Commissaris der koningin jhr. mr. C. Backer kwam aangesneld uit Zwolle om zich met de gemeentebestuurders te beraden over maatregelen. De vergadering moest gehouden worden in het pand van raadslid W. Blijdenstein (een textielfabrikant) omdat het raadhuis, de burgemeesterswoning en de huizen van alle andere raadsleden en ook dat van de gemeentesecretaris verbrand waren. Commissies werden gevormd ter leniging van de nood. Burgemeester L. ten Cate nam vrijwel onmiddellijk ontslag. Hij voelde zich politiek verantwoordelijk voor de catastrofe.
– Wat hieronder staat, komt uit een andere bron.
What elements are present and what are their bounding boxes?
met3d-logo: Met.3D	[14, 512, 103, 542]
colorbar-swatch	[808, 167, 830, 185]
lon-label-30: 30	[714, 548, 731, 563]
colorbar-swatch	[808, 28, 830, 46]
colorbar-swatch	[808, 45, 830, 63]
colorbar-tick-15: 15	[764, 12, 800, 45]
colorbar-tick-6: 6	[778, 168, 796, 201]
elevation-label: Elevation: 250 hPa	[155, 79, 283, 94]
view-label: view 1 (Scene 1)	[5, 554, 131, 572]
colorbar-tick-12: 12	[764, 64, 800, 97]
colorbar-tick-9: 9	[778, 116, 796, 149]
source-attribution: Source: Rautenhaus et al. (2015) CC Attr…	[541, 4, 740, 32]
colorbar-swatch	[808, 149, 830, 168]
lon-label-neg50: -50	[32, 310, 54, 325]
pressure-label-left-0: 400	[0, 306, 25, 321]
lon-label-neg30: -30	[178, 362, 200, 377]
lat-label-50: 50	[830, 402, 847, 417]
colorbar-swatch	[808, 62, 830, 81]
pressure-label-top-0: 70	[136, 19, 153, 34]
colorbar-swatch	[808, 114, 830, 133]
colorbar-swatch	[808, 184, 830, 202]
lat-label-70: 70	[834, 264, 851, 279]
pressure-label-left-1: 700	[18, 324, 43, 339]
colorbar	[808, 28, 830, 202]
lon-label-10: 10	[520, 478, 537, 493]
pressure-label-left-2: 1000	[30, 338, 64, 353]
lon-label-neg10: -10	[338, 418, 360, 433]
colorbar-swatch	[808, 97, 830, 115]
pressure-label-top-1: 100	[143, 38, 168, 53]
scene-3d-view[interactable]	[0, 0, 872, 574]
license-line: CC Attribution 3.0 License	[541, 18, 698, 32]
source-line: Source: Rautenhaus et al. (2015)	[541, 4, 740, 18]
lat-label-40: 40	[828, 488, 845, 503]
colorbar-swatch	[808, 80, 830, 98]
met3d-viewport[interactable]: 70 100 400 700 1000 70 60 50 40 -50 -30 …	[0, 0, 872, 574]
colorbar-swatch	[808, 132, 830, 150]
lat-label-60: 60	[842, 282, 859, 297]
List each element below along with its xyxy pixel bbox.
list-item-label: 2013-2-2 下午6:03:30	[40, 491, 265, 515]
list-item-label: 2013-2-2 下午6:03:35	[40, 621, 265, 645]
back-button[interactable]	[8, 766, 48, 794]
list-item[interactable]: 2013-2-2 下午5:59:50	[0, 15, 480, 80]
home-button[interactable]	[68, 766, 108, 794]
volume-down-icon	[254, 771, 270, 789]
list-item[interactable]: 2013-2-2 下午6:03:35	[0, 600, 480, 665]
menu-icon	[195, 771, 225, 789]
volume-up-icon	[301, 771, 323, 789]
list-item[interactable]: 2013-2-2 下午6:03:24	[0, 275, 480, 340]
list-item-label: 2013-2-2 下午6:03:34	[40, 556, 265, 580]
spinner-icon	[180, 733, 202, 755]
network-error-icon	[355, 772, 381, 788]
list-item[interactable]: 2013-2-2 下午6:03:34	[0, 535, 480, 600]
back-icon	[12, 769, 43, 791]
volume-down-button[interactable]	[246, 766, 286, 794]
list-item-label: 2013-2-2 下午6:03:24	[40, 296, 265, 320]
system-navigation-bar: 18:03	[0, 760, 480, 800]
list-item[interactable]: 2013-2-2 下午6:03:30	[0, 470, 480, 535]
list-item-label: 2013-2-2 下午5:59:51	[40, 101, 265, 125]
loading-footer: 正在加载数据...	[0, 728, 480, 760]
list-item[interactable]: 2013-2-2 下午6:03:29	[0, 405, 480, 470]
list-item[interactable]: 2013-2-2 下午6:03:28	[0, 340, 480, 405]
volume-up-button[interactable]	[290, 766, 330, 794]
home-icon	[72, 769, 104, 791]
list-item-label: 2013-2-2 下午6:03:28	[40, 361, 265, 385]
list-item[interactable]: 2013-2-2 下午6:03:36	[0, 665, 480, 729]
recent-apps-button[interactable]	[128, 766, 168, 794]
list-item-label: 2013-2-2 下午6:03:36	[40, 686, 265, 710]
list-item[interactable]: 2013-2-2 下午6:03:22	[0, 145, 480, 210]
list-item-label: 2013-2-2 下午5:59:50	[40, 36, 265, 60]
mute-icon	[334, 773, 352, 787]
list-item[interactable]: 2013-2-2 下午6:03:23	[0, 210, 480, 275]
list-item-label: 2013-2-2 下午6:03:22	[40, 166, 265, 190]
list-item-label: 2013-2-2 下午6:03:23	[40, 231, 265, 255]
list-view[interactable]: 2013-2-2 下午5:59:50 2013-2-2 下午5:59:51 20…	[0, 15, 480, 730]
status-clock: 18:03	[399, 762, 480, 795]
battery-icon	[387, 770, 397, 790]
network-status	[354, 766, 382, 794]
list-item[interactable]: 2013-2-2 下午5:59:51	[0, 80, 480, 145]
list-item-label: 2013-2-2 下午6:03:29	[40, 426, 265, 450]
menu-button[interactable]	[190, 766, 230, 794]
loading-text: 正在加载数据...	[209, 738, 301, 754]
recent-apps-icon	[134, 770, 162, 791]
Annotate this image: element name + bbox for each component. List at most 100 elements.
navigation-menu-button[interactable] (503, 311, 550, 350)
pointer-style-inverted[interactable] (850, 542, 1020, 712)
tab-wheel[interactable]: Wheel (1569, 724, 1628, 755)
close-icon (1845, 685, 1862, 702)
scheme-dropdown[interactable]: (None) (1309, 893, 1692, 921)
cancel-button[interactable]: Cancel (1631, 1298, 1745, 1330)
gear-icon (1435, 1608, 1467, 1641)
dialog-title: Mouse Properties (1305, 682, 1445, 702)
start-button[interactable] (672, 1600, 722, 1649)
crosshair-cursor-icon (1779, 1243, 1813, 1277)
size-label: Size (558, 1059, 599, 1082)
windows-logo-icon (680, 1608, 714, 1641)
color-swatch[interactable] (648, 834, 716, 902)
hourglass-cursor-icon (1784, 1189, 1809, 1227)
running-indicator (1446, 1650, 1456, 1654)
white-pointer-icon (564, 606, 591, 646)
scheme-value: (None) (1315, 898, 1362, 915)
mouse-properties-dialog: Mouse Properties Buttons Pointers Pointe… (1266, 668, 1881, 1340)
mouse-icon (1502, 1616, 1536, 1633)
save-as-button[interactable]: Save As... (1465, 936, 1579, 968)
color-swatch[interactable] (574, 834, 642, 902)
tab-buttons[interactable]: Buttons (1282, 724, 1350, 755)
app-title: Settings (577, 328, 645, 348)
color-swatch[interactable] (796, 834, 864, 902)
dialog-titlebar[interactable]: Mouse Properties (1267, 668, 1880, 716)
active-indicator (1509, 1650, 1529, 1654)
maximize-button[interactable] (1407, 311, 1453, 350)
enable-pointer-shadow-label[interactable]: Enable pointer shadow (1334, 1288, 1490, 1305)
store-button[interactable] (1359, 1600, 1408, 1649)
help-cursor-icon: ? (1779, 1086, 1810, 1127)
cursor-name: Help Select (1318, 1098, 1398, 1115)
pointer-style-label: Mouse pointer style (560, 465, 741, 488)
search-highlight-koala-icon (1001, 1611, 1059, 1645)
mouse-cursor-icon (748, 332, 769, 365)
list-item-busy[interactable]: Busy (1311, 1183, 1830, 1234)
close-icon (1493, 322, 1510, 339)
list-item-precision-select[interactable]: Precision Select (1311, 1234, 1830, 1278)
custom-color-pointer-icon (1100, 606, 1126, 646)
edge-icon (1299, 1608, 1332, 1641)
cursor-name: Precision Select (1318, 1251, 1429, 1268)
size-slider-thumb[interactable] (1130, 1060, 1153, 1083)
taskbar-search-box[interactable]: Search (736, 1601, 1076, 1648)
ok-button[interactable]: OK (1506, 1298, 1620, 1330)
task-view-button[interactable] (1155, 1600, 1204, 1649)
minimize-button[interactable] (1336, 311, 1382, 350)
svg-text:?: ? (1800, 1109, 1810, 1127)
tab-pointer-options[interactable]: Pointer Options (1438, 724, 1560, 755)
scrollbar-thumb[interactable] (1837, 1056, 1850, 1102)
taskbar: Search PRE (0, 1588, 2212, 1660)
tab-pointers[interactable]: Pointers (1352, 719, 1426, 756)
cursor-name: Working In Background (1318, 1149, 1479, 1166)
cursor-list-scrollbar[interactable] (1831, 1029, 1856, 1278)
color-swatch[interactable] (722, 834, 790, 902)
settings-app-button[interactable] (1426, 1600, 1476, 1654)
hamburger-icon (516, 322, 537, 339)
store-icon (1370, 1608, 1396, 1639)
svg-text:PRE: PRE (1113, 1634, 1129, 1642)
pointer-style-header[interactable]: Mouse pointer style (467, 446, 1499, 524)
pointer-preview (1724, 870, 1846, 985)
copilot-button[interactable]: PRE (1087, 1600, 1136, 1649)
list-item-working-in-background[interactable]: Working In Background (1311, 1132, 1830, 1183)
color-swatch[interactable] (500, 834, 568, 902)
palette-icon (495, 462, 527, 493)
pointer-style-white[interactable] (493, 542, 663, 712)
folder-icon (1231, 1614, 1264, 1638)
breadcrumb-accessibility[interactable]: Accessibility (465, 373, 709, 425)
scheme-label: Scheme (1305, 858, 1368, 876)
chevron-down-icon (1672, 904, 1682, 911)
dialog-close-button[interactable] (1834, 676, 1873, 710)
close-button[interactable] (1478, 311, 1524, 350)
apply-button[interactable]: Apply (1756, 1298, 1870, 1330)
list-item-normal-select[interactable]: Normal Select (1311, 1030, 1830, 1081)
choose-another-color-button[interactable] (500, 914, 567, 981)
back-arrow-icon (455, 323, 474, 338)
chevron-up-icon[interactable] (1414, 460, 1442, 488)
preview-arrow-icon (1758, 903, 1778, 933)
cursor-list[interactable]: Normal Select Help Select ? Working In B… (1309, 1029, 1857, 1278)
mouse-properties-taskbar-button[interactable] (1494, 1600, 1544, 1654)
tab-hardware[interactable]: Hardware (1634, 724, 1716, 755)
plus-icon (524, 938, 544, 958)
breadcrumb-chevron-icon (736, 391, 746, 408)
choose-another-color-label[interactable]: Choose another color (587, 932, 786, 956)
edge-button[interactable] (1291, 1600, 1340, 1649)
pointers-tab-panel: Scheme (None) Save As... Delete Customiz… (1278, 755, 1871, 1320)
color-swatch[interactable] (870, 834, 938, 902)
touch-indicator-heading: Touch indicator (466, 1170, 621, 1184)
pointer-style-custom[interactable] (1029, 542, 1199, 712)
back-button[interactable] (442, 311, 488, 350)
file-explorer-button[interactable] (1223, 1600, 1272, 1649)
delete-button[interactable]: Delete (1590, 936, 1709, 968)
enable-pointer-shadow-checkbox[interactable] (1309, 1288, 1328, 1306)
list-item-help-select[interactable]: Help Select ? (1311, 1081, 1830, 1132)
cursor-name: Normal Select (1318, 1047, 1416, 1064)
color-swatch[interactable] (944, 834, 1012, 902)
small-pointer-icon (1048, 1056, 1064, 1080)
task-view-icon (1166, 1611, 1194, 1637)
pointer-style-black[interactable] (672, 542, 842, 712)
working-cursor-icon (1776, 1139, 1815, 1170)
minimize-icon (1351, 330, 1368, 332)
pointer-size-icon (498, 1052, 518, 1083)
Maar veel was er niet meer uit te richten. Nogmaals de Enschedese Courant: 'Te een ure ging het geroep brand op, te 2¾ ure bleef het uurwerk op den toren stilstaan, te 7 ure was Enschede een brandende puinhoop en alle leven verdwenen.'
Wonderbaarlijk is dat in dit inferno slechts twee doden te betreuren waren en dat er nauwelijks gewonden waren. Verdere cijfers: 633 woningen vernietigd, 25 stallen, 44 pakhuizen, vrijwel alle publieke gebouwen, scholen, de meeste fabrieken. 660 gezinnen, 3675 mensen werden dakloos.
Kranten in binnen- en buitenland besteedden grote aandacht aan de ramp in de textielstad. Men sprak destijds van 'een modern Pompeï'. Makkelijk was de berichtgeving niet. Boodschappers reden te paard naar Hengelo. Vandaar kon het nieuws per telegraaf verder. De telegraafdraden waren nog niet tot Enschede doorgetrokken (het spoor evenmin).
Minister Thorbecke van Binnenlandse Zaken stuurde vierhonderd legertenten en liet daar later de gemeente schandelijk veel voor betalen. Hij was zelf ook een der eerste Haagse politici op de plek des onheils. Op 13 mei bracht hij in de Tweede Kamer verslag uit. Hij had een 'toneel van verwoesting' gezien 'zoals men zelden aanschouwt'.
Nog een keer de Enschedese Courant: 'En tusschen die puinen zwierven enkele mannen, vrouwen en kinderen, elkander zoekende, of om afscheid te nemen van de plaats waar zij eenmaal gelukkig waren en waar nu hunne herinnering, hun leven, de vrucht van hun zwoegen en voor velen ook van hunner ouderen vlijt in het vuurgraf bedolven lag. Men zag geen handen wringen. Er was slechts stomheid, de stomheid der ontzetting op die bleeke aangezigten te lezen...'
De wederopbouw verliep voortvarend. Van alle kanten kwamen metselaars en timmerlui naar Enschede. De drie tollen tussen Almelo en Hengelo brachten in het rampjaar elfduizend gulden op. Dat was drieduizend gulden meer dan het jaar ervoor. Alles te danken aan ramptoerisme en de expeditie van bouwmaterialen.
De verzekering betaalde rond zeven miljoen gulden. Uiteraard niet aan de gewone man, want die was in die tijd niet verzekerd. Het merendeel ging naar de textielfabrikanten. In het jaar vóór de brand bezat Enschede acht stoomspinnerijen, met 22.600 spillen, en zes stoomweverijen, met 868 getouwen. Vijf jaar later tellen we elf stoomspinnerijen, met 63.350 spillen, en dertien stoomweverijen, met 2.659 getouwen. De nieuwste machines konden worden aangeschaft en de aloude concurrentie met de Engelse textielindustrie werd afgeschud. Enschede nam vanaf dat moment ook een niet meer te overbruggen voorsprong op Almelo en Hengelo.